D’autres quotidiens font voisiner ce carnage avec d’autres informations touchant à la guerre, mais plus proches de leur propre réalité.
Ainsi au Canada le Globe and Mail titre sur « les forces canadiennes (qui) se préparent pour le retrait d’Afghanistan ». Le départ de ce contingent, parmi les plus importants sur le terrain, n’est prévu qu’en 2011, suite à un vote du Parlement, mais l’état-major prend déjà ses dispositions, même si le grand journal de Toronto pense que Barack Obama demandera au Premier ministre Stephen Harper de maintenir ses troupes sur place.
Le journal argentin Pagina 12 consacre, lui, un long reportage à « ces troupes qui font déjà partie du paysage ». Référence aux soldats de la Minustah en Haïti. Les Argentins en font partie, aux côtés notamment des Brésiliens, et le journalsite rappelle qu’ils étaient venus pour six mois, mais qu’ils y sont depuis plus de 5 ans maintenant. La date du retrait de la Minustah, dont le mandat vient d’être renouvelé par l’ONU, n’est pas clair, ajoute le quotidien, qui précise que le maintien de cette force onusienne « engendre un rejet de la part des étudiants et des organisations sociales, qui voient en elle une force d’occupation... ».

Feuilleton hondurien

Le feuilleton du Honduras continue dans les pages latino-américaines. Avec ce dernier épisode en date d’« un gouvernement dit d’union nationale où il n’y a ni Zelaya, ni les zélayistes », comme le dit le site d’information Infolatam. Zelaya considère que « l’accord a échoué et il a annoncé le boycottage des élections présidentielles du 29 novembre ».
A-t-il « bouclé » trop tôt ? Toujours est-il qu’au Honduras même la Prensa présente les choses différemment en titrant : « Le nouveau gouvernement d’unité et de réconciliation est formé », une équipe annoncée comme « représentative du vaste spectre idéologique et politique » du pays, « dans le strict respect de la lettre de l’accord ».

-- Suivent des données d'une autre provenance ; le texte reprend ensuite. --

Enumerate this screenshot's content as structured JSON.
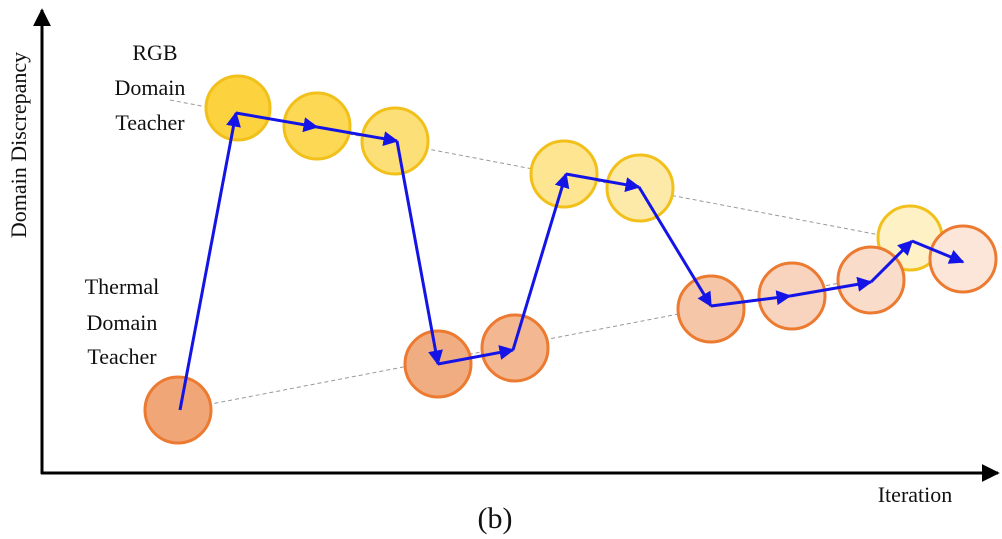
{
  "axes": {
    "y_label": "Domain Discrepancy",
    "x_label": "Iteration"
  },
  "labels": {
    "rgb_teacher": [
      "RGB",
      "Domain",
      "Teacher"
    ],
    "thermal_teacher": [
      "Thermal",
      "Domain",
      "Teacher"
    ]
  },
  "caption": "(b)"
}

Au Venezuela, même tableau incomplet des derniers événements qui ont, il est vrai, eu quelques choses d’une journée de dupes : « Tout le cabinet de Micheletti démissionne pour former un gouvernement d’unité », annonce ainsi le Nacional, sans mentionner le rejet de cette formule dont il s’est estimé écarté par le président déchu.